Scammers in China are employing AI-created images to obtain refunds.

I hesitate to admit it, but I spent a considerable amount of money online during this holiday shopping season. Unsurprisingly, some of those purchases fell short of my expectations. A photobook I ordered arrived damaged, so I took a few photos, emailed them to the seller, and received a refund. Online shopping platforms have traditionally relied on customer-submitted images to verify refund requests. However, generative AI is starting to disrupt that system.
A Touch Too Suspicious
On the Chinese social media platform RedNote, WIRED discovered numerous posts from ecommerce sellers and customer service reps voicing concerns over what they perceive to be AI-generated refund claims. In one instance, a customer claimed their purchased bed sheet was shredded, but the Chinese characters on the shipping label appeared nonsensical. In another case, the buyer provided an image of a coffee mug with cracks resembling paper tears. “This is a ceramic cup, not a cardboard one. Who can tear a ceramic cup into layers like this?” questioned the seller.
Merchants noted that certain product categories are experiencing the most abuse of AI-generated damage photos: fresh groceries, inexpensive beauty items, and fragile products like ceramic cups. Sellers often do not request the return of these items before issuing refunds, making them vulnerable to return scams.

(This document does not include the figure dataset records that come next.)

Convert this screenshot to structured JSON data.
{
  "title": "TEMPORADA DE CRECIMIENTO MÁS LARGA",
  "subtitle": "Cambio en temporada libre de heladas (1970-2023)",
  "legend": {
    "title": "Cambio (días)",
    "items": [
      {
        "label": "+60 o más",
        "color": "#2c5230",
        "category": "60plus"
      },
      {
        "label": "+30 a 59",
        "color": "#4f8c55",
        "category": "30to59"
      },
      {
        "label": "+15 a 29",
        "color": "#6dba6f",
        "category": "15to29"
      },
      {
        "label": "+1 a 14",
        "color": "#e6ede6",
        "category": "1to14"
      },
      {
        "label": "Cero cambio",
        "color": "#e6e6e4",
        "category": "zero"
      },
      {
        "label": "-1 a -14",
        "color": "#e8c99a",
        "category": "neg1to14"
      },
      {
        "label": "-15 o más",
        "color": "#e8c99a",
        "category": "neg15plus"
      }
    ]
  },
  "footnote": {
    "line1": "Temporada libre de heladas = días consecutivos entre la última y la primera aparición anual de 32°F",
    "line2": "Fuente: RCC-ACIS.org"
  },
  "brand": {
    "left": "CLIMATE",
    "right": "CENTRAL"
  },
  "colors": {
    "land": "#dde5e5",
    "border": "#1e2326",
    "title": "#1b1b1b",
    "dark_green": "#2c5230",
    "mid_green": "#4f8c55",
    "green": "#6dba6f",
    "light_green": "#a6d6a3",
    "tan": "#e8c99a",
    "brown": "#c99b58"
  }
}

In November, a seller of live crabs on Douyin, the Chinese equivalent of TikTok, received a photo from a customer suggesting most of the crabs she ordered had arrived dead, while two others were shown escaping. The buyer even sent videos depicting the dead crabs being poked by a finger. However, something seemed off.
“My family has been crab farming for over three decades. We’ve never seen a dead crab with legs pointing upwards,” Gao Jing, the seller, stated in a video she later shared on Douyin. Ultimately, the fraud was revealed by the sexes of the crabs. The first video showed two males and four females, while the second clip had three males and three females, with one crab having nine legs instead of eight.
Gao subsequently reported the fraud to the authorities, who concluded that the videos were indeed fabricated and detained the buyer for eight days, according to a police statement Gao shared online. This case garnered significant attention on Chinese social media, partly because it marked the first known instance of an AI refund scam prompting a regulatory response.
Diminishing Barriers
This issue isn’t limited to China. Forter, a fraud detection firm based in New York, estimates that the use of AI-manipulated images in refund claims has risen by over 15 percent since the beginning of the year, and this trend is continuing to grow worldwide.
“This trend began in mid-2024, but has accelerated over the past year as image-generation tools have become widely available and incredibly user-friendly,” states Michael Reitblat, CEO and cofounder of Forter. He adds that the AI doesn’t need to be flawless, as retail workers and refund review teams often lack the time to meticulously examine each image.